Shatter di Cannabis: Cos'è, Come Si Fa e Come Fumare Olio di Hash THC & CBD
- 1. Cos'è lo shatter?
- 2. Come si presenta lo shatter?
- 3. Come si fa lo shatter?
- 4. Qual è la differenza tra shatter e wax
- 5. Come si usa lo shatter
- 5. a. Dabbing
- 5. b. Altri strumenti per fumare
- 5. c. Edibili
- 6. Che effetti ha lo shatter
- 7. Lo shatter È pericoloso?
- 8. Quali sono gli effetti collaterali dello shatter
- 9. Dove È legale
- 10. Faq
- 10. a. Lo shatter è lo stesso che i dabs?
- 10. b. Lo shatter è meglio della wax?
- 10. c. Cos'è lo shatter in un dispensario?
- 10. d. A cosa serve lo shatter?
Lo shatter fa esattamente ciò che suggerisce il nome. Devasta corpo e mente con una potenza pura, lasciandoti “frastornato e confuso” come mai avrebbero sognato i vecchi cannoni d'erba. Ma cos’è esattamente, come si produce e come usarlo in sicurezza? Continua a leggere: risponderemo a tutte le tue domande.
Cos'è lo Shatter?
Lo shatter è una forma di concentrato di cannabis. Viene estratto da cime e scarti di marijuana ed è estremamente potente—può arrivare fino all’80% di THC e oltre. Si fuma evaporando una briciola con una dab rig e poi inalando il vapore. Puoi anche aggiungerlo ai tuoi edibili o sbriciolarne un po' nella pipa per potenziare la forza del tuo mix. Ricorda solo che il consumo di forme concentrate di cannabis comporta dei rischi.
Come Si Presenta lo Shatter?
Ha un colore giallastro (come il miele), è semi-trasparente e, soprattutto, è solido. Questo perché tutte le sostanze che rendono liquida la resina di cannabis sono evaporate. Più di tutto, ricorda il flussante per saldature. L’unica differenza è che il flussante è fatto di resina di pino, mentre lo shatter di resina di cannabis.
Sembra anche molto a caramelle dure o caramello cotto, che induriscono raffreddandosi. Se fai le caramelle dure in casa solo con zucchero (senza coloranti), otterrai proprio quel colore dorato. E la stessa consistenza, ovviamente.

Come Si Fa lo Shatter?
Tutto parte dai tricomi, minuscole ghiandole sulle cime e foglie di marijuana che contengono la resina di cannabis (principalmente cannabinoidi e terpeni). Esistono vari modi per estrarre questa resina. Uno è la tecnica della rosin: si applica calore e pressione al materiale vegetale fino a far uscire un liquido simile a miele che sfrigola.

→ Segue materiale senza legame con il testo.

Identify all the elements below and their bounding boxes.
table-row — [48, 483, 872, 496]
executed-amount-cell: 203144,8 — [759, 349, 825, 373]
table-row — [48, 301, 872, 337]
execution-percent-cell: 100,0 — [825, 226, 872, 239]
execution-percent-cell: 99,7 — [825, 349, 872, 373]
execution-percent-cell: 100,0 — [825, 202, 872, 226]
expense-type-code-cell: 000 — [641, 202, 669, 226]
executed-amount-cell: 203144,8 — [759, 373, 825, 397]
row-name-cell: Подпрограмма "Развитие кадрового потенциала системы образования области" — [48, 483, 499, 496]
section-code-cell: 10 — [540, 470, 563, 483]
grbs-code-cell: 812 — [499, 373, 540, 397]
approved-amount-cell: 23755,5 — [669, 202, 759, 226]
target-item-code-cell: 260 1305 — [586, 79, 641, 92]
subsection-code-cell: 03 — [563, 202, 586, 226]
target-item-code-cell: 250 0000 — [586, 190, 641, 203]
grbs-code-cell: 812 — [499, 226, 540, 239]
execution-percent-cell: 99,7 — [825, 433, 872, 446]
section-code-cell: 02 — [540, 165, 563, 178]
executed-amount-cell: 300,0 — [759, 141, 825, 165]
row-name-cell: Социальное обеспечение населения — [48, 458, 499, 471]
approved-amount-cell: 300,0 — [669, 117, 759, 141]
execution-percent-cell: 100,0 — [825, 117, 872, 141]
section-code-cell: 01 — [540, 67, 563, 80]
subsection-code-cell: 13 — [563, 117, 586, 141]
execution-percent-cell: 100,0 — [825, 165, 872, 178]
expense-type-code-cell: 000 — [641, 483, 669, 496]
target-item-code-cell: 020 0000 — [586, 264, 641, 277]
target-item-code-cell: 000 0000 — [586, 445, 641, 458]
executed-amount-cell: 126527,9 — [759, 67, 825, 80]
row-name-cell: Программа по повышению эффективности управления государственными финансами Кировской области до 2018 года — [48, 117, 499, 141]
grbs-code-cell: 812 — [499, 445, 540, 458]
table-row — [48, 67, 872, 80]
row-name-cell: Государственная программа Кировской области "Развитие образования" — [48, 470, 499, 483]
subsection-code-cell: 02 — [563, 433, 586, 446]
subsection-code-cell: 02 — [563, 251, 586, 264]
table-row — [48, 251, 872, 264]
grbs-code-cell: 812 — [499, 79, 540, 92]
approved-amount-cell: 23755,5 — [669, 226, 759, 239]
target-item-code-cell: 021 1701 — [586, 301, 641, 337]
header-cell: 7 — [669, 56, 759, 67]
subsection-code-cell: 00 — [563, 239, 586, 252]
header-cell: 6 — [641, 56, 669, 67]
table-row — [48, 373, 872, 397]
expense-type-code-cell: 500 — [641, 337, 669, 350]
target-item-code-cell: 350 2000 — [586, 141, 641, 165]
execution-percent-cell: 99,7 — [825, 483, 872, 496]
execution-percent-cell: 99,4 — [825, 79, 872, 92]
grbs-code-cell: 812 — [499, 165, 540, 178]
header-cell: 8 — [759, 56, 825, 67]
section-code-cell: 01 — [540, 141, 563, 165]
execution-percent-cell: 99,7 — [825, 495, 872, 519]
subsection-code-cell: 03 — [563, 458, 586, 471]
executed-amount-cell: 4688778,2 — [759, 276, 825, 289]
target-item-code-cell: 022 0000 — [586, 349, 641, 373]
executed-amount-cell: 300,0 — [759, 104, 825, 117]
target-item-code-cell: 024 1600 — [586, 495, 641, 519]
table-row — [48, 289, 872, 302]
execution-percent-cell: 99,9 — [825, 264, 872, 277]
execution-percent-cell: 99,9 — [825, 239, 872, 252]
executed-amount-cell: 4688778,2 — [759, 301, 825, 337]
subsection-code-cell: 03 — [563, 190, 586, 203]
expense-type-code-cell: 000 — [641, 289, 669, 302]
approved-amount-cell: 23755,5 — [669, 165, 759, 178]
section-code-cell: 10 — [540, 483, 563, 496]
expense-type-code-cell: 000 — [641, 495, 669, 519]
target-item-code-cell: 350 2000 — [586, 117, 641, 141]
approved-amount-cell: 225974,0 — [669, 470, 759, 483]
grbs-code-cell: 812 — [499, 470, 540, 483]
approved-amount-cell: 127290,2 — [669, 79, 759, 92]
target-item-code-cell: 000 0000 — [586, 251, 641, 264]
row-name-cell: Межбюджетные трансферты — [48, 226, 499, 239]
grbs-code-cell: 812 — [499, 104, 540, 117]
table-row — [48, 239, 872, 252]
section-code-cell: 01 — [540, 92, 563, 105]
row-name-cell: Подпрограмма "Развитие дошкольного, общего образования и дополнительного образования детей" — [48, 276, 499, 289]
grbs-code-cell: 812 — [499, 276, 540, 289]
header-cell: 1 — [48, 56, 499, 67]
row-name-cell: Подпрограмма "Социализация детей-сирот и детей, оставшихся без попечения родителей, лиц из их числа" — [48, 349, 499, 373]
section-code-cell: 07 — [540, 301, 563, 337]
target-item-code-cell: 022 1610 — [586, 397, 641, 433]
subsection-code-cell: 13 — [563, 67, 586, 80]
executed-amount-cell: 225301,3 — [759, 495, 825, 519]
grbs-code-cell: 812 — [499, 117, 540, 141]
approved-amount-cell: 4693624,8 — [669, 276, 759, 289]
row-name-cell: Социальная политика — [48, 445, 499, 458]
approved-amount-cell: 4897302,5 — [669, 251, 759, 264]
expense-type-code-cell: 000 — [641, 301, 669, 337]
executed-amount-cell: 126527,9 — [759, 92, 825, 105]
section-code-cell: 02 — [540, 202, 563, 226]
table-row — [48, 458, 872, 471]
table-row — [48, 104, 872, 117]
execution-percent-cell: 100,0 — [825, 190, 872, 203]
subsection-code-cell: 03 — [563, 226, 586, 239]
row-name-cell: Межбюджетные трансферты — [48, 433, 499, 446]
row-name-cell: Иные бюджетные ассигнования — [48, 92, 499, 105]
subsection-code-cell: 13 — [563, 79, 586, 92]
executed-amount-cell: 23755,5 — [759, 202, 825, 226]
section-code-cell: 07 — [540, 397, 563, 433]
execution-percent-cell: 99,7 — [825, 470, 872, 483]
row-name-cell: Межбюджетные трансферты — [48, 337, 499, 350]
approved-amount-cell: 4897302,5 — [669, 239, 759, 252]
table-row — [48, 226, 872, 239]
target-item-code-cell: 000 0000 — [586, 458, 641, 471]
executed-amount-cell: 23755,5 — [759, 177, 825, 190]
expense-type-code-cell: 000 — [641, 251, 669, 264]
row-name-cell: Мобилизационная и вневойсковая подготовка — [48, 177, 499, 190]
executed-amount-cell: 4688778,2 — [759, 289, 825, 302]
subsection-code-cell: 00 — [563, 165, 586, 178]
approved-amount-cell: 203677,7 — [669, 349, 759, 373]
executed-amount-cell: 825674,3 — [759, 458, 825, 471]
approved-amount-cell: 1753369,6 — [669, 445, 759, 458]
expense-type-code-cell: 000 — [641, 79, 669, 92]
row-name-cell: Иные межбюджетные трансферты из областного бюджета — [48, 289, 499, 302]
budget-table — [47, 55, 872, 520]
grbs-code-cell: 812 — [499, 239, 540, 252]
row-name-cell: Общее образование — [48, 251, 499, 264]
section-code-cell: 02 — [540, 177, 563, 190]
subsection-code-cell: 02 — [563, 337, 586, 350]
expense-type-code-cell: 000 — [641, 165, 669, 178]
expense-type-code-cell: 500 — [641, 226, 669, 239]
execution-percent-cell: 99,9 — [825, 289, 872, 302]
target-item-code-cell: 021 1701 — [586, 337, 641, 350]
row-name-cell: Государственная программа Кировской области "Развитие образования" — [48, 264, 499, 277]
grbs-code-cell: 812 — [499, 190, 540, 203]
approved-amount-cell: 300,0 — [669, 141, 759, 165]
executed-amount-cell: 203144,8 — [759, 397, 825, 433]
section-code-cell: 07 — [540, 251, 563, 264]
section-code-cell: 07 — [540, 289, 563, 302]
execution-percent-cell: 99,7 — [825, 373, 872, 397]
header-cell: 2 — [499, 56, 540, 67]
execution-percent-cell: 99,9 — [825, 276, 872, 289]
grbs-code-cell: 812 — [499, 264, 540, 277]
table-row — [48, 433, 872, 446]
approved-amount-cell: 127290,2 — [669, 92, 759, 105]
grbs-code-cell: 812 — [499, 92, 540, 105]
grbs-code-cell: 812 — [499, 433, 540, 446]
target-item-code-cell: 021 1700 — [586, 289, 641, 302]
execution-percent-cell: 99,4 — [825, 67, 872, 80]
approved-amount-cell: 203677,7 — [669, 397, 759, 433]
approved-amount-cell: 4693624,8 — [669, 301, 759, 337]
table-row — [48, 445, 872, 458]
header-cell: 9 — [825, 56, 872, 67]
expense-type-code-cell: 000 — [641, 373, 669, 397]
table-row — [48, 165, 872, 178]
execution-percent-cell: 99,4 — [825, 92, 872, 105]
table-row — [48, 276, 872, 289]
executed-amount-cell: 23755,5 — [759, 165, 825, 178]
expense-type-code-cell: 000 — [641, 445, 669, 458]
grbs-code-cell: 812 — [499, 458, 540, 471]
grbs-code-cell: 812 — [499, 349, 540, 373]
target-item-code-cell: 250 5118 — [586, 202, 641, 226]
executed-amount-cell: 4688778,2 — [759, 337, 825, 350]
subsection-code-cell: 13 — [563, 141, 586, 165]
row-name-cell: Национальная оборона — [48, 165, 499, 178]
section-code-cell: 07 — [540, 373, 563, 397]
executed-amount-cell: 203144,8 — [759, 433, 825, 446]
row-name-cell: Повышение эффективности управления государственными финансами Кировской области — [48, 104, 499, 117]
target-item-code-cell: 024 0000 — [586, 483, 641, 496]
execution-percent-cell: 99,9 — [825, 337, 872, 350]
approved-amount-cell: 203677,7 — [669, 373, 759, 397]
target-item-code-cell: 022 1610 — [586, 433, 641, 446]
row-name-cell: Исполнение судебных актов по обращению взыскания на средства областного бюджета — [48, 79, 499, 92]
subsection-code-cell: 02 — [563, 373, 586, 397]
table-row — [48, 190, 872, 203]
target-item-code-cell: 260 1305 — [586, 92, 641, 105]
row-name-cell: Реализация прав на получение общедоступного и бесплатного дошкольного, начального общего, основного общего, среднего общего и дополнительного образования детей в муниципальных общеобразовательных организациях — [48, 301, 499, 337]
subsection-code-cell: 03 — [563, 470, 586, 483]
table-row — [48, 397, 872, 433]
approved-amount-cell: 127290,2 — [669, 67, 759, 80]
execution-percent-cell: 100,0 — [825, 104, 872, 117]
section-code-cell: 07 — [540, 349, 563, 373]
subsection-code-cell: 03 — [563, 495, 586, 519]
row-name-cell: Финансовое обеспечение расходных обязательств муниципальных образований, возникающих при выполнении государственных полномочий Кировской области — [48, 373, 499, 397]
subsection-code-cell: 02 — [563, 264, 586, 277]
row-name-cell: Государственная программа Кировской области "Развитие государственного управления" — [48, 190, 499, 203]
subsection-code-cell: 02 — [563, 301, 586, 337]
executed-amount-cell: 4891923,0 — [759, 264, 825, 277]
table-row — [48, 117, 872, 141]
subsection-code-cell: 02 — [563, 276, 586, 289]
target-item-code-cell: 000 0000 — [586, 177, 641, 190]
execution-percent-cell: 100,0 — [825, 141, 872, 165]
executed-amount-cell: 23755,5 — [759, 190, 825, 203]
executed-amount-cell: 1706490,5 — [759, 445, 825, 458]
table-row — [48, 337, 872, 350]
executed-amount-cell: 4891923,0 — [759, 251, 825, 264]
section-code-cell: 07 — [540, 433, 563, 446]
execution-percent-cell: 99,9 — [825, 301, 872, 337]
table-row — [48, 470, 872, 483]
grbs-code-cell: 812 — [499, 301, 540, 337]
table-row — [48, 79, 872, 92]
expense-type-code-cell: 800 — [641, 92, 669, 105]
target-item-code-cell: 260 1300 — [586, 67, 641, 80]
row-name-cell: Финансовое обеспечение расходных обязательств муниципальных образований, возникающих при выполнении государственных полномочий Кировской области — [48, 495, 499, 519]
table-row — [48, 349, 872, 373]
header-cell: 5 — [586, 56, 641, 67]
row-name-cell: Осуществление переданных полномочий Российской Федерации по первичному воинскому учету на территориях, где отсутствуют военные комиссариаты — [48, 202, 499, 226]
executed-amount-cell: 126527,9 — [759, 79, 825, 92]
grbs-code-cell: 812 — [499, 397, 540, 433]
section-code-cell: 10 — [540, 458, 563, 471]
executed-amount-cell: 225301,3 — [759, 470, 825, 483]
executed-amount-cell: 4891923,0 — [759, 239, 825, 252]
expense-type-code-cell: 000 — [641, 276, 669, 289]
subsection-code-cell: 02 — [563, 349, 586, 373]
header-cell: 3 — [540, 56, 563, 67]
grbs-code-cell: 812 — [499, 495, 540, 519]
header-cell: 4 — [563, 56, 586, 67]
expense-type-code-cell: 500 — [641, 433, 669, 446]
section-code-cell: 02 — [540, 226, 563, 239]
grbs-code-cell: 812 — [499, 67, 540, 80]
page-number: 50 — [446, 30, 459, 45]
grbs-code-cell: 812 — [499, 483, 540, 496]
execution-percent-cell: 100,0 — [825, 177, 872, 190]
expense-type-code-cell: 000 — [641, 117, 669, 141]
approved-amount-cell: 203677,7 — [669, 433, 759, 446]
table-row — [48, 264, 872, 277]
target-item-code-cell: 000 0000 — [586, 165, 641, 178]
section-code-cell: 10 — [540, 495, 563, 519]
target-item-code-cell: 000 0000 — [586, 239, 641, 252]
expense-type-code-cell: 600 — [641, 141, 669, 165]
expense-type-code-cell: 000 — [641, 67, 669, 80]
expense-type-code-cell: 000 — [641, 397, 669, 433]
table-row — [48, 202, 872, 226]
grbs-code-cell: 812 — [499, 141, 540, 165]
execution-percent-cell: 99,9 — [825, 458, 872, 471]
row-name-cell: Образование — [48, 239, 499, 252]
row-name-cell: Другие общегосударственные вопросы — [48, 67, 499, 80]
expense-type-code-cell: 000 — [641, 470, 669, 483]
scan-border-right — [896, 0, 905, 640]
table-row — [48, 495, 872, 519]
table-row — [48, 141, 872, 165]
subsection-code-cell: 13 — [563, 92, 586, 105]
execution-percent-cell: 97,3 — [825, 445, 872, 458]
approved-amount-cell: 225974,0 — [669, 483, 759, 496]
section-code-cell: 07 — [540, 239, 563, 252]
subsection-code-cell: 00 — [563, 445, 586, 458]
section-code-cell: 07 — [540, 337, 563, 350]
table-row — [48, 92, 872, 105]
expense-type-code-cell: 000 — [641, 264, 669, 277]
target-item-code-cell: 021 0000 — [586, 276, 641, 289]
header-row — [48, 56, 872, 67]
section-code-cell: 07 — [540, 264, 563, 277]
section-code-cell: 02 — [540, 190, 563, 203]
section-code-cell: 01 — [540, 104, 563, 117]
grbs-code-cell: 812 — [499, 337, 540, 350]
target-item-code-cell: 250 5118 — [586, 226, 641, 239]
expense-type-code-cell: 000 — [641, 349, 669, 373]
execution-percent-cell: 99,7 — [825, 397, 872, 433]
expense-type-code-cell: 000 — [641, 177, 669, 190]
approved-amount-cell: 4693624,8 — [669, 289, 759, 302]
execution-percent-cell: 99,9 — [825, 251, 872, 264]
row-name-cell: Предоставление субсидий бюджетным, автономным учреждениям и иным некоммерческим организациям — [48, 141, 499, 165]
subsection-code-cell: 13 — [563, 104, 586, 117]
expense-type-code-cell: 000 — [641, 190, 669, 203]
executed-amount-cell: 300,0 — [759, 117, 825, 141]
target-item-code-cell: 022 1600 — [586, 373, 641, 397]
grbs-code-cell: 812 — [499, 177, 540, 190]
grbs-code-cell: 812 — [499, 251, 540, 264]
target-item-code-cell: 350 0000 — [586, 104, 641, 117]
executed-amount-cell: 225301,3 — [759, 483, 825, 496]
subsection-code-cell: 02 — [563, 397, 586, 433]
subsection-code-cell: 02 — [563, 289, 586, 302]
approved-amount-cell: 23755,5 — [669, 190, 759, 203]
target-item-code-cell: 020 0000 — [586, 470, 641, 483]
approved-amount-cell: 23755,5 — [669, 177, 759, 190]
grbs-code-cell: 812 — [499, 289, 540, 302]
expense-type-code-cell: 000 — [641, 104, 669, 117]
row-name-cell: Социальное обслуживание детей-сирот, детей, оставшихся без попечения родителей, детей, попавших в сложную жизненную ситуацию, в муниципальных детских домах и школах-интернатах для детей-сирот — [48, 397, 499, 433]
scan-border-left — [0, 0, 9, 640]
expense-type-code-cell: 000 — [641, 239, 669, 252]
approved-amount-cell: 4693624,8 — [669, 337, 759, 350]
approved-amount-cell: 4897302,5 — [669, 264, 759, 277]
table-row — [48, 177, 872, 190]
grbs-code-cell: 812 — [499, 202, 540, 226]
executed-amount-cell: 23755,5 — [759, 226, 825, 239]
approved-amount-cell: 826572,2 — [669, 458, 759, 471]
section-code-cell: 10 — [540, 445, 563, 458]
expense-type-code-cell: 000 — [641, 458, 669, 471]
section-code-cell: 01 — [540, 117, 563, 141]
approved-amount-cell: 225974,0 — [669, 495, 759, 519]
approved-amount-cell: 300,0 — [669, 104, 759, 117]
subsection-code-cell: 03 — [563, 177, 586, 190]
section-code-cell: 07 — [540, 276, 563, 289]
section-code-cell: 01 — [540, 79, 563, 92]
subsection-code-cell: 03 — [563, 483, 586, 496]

Tuttavia, la maggior parte dei concentrati commerciali viene realizzata con l'uso di gas petroliferi liquidi come il butano. Probabilmente hai sentito parlare del BHO, o butane hash oil. I produttori di estratti fanno passare il butano liquido attraverso una massa di cime di cannabis in un sistema a circuito chiuso finché tutta la resina non si scioglie nel liquido e non ne rimane nella parte vegetale.

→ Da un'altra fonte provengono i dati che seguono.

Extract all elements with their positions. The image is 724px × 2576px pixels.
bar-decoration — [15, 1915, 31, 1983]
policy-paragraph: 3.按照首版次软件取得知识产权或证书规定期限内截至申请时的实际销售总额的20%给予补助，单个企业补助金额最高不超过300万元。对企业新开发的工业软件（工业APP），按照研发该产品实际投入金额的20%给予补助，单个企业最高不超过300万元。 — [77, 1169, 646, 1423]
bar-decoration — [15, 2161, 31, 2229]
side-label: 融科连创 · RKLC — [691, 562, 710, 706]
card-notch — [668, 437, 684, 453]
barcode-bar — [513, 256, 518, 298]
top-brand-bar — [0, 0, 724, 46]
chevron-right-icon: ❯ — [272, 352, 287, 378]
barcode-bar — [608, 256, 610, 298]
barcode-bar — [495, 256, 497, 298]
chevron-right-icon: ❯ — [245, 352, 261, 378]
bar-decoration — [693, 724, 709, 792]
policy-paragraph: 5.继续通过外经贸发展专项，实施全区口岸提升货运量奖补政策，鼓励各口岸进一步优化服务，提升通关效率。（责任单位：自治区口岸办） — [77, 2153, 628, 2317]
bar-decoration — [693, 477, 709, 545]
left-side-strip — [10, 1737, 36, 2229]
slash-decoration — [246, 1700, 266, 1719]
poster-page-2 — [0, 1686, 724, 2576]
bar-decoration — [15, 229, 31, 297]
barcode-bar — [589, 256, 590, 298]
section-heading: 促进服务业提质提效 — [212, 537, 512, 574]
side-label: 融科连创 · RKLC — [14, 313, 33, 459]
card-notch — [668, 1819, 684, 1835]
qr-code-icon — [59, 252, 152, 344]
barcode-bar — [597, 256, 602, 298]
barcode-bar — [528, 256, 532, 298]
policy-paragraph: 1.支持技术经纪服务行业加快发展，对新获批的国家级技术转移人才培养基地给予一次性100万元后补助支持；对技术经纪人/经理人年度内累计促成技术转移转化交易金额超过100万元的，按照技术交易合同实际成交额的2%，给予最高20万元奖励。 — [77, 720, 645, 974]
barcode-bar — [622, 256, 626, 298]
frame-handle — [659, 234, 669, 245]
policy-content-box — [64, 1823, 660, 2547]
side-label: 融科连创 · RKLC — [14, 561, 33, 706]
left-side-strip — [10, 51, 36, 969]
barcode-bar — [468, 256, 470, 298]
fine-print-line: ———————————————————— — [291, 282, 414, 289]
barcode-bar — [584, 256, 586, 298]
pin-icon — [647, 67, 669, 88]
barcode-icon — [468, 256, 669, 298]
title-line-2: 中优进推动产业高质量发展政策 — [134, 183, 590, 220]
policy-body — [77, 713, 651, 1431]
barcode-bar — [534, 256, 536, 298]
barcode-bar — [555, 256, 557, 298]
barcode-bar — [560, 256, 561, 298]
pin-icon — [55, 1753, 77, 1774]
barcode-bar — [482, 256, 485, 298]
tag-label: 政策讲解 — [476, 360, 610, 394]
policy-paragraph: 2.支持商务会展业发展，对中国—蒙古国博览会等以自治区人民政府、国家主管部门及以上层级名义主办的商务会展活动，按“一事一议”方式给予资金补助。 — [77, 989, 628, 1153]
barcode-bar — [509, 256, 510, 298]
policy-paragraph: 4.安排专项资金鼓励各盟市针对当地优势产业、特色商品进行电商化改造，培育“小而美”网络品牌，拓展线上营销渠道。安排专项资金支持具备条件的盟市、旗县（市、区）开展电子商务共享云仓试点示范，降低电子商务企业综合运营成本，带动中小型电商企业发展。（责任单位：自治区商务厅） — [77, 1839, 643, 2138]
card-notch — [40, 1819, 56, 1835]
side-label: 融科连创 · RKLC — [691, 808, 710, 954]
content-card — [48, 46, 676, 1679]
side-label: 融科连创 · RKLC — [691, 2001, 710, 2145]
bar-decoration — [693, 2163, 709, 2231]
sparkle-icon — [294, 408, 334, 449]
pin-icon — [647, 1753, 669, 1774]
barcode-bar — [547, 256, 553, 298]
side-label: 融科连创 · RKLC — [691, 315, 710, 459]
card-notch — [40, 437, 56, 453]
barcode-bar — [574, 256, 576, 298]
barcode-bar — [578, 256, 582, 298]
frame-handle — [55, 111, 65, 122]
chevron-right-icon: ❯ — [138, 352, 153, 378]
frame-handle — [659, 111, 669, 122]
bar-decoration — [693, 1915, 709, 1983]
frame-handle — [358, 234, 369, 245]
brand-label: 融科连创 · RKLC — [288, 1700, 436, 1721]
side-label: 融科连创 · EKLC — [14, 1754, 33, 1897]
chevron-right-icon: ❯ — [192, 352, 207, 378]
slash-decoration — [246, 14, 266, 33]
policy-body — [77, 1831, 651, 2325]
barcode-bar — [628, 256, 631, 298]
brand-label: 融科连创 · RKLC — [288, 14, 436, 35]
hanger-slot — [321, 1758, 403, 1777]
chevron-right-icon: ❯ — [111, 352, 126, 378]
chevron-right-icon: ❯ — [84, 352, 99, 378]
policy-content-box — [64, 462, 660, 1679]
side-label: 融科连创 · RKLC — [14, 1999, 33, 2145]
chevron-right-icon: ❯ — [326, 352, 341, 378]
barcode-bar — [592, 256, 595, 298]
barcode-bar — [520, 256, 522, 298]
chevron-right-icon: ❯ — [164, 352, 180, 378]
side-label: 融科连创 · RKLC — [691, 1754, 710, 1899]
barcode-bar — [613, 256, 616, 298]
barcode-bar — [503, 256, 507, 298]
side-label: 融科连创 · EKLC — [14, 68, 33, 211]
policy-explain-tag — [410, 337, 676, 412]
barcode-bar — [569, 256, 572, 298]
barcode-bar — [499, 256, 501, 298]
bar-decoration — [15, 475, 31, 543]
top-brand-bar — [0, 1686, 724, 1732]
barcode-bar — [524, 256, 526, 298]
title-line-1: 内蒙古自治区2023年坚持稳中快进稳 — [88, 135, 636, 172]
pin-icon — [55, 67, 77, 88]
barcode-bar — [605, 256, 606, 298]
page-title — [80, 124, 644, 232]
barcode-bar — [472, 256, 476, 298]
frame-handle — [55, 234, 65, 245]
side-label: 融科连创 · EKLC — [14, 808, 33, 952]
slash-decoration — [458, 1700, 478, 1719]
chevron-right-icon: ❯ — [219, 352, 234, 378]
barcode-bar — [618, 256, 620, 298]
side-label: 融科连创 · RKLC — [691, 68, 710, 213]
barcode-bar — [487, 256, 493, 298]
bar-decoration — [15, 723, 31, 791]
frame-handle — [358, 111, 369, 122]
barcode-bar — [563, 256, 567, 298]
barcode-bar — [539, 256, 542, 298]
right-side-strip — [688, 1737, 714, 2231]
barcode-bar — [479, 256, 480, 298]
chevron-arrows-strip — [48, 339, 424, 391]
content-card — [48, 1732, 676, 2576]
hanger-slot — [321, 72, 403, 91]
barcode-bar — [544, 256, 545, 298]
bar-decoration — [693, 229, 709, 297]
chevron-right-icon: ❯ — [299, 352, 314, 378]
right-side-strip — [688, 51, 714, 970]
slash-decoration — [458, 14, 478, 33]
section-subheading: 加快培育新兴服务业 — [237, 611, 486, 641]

Poi il butano viene fatto evaporare, lasciando solo un liquido denso e sciropposo con un contenuto ultra-elevato di cannabinoidi e ricchissimo di terpeni.
Per chi non lo sapesse, i cannabinoidi sono sostanze chimiche uniche della cannabis che producono effetti psicoattivi e medicinali, mentre i terpeni sono sostanze aromatiche.

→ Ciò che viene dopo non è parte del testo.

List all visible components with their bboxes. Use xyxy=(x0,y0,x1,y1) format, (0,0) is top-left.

Non importa come hai ottenuto il tuo concentrato—che sia semplicemente spremendo o con la chimica. Il punto è che puoi trasformare l’olio di hash ottenuto in diversi prodotti conosciuti con nomi diversi. Lo shatter si chiama così perché, quando versi l’olio su una superficie per raffreddarlo e solidificarlo, si forma un foglio cristallino e fragile che si rompe facilmente.

Puoi anche montare il concentrato prima che si raffreddi. In questo caso, la massa sarà piena di minuscole bolle d’aria e avrà una consistenza completamente diversa: liscia come il caramello mou (taffy) o più grumosa come la cera. I concentrati come il budder sono chiamati budder, e quelli simili alla cera sono detti… beh, wax.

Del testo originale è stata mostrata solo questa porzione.